Eine Neufassung großer Teile seiner Biographie erscheint somit unausweichlich. Und so lag es nicht nur nah, sondern es verlangte sogar zwingend danach, die frühere Philologen-Schänke in Berlin nach ihrem wohl berühmtesten Stammgast zu benennen: Duden-Schänke.

Um nun zu überprüfen, ob diese historische Verantwortung vom dortigen Fachpublikum auch angemessen gelebt wird, begab ich mich zum Ortstermin und traf sorgfältig meine Feststellungen. Im Ergebnis darf ich ausführen, daß das Wissen um das Erbe des großen Namensgebers allenthalben mit Händen zu greifen und insofern nicht zu beanstanden ist. Was das BuchstaBieren angeht, macht den Insassen hier so schnell keiner was vor. Alphabet-Jens muß sich warm anziehen.

*

Der berühmte Schritt zu spät

Als geborenes Landei mit entsprechend derb-bäuerlicher Sozialisation bin ich ein Freund des Faktischen und der Eindeutigkeit. Schnickschnack und Rumgedöns sind meine Sache nicht. Und so ist es auch kein Wunder, daß ich in den Tagen, als mein Körper noch etwas geschmeidiger und leistungsfähiger war, Sportarten mit »Hand und Fuß«, nämlich Hand- und Fußball ausübte. Und in beiden Disziplinen führten mich meine Talente an die vorderste Front. Im Handball bekleidete ich die Position des robusten Kreisläufers und im Fußball die des Mittelstürmers klassischer Gerd Müllerscher Prägung: Zack – bumm – Tor! Zu Recht wurde mir die Fähigkeit zugesprochen, dorthin gehen zu können, wo’s weh tut – wie man so schön sagt.

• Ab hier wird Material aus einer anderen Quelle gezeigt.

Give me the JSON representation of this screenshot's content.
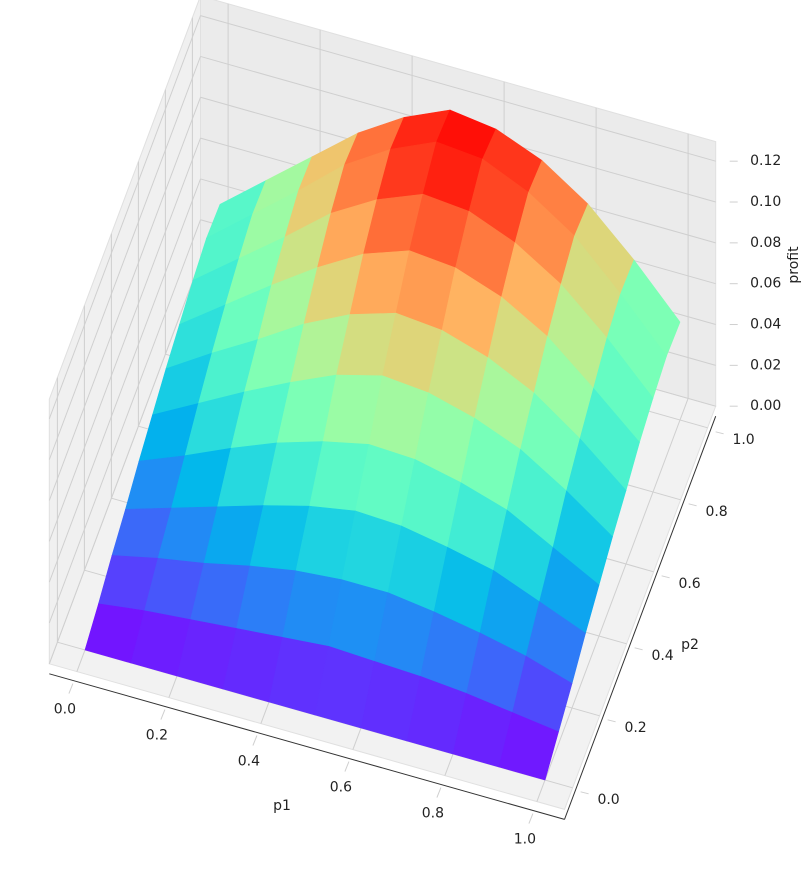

Meine Amateursportlerkarriere hat inzwischen ihr Ende gefunden. Doch sollte ich deshalb auch meine hervorstechenden Talente einmotten? Keinesfalls, denn auch der elefantengraue Alltag spart nicht mit Herausforderungen, in denen eine Portion Unerschrockenheit und Unempfindlichkeit durchaus von Vorteil ist.

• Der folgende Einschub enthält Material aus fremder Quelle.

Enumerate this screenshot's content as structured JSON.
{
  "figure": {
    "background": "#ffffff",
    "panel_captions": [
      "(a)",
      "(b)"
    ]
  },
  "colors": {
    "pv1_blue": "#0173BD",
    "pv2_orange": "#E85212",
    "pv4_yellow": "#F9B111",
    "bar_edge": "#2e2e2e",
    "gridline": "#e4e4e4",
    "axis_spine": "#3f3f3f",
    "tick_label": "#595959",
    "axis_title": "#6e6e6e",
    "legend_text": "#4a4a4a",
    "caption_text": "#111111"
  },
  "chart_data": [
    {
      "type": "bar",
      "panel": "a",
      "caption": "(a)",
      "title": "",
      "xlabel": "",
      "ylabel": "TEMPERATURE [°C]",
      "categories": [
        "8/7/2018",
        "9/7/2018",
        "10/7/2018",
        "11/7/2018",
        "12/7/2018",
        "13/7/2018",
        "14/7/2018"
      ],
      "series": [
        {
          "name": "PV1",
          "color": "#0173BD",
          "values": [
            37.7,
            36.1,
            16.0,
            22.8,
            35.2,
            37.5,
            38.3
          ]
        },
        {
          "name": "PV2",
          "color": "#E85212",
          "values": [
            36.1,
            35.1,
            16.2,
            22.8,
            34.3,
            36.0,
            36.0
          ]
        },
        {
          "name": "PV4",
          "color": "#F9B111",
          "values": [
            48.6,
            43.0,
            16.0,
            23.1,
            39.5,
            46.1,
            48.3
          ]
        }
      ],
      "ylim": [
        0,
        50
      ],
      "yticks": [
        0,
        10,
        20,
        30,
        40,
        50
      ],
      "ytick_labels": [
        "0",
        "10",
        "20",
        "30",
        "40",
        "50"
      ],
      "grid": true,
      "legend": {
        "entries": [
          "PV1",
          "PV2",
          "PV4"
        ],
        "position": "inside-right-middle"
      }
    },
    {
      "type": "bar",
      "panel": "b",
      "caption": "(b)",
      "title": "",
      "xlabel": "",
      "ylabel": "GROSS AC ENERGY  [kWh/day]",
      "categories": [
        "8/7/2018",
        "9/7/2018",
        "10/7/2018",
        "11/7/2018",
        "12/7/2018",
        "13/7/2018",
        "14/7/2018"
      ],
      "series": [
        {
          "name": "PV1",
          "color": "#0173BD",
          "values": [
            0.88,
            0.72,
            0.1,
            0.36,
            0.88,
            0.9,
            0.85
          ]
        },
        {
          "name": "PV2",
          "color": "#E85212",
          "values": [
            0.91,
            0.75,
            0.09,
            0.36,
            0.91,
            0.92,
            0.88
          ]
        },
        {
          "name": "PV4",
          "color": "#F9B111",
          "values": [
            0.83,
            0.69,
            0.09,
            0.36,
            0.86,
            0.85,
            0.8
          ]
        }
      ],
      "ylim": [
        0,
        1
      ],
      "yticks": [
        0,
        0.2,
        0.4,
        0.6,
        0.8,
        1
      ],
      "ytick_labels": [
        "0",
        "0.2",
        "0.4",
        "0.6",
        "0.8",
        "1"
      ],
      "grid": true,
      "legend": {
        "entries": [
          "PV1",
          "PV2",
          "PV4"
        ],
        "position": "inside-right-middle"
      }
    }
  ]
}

Nehmen wir zum Beispiel den Gastronomiebetrieb Kronprinzen-Eck im Frankfurter Bahnhofsviertel. Allein der Name des Instituts wird die empfindsamen Gemüter unter euch zweifellos erschaudern. Anders verhält es sich beim furchtlosen Verfasser dieser Zeilen. Selbstbewußt wie Chuck Norris näherte ich mich der bereits äußerlich wenig einladenden Spelunke und war auf alles gefaßt. Und ich sage euch: Alle denkbaren Befürchtungen waren »hundert Pro« gerechtfertigt. Die literarisch zu Weltruhm gelangten »schwankenden Gestalten« versuchten sich auch hier wieder irgendwo festzuhalten. Was nicht immer gelang – weder in der, wie wir wissen, Tragödie erster Teil noch in der hier in Rede stehenden Fortsetzung. Wer sich nun interessehalber näher mit der Atmosphäre in derartigen Etablissements beschäftigen möchte, dem sei an dieser Stelle die Lektüre von Jörg Fausers Erzählung Alles wird gut anempfohlen. Dort steht’s geschrieben.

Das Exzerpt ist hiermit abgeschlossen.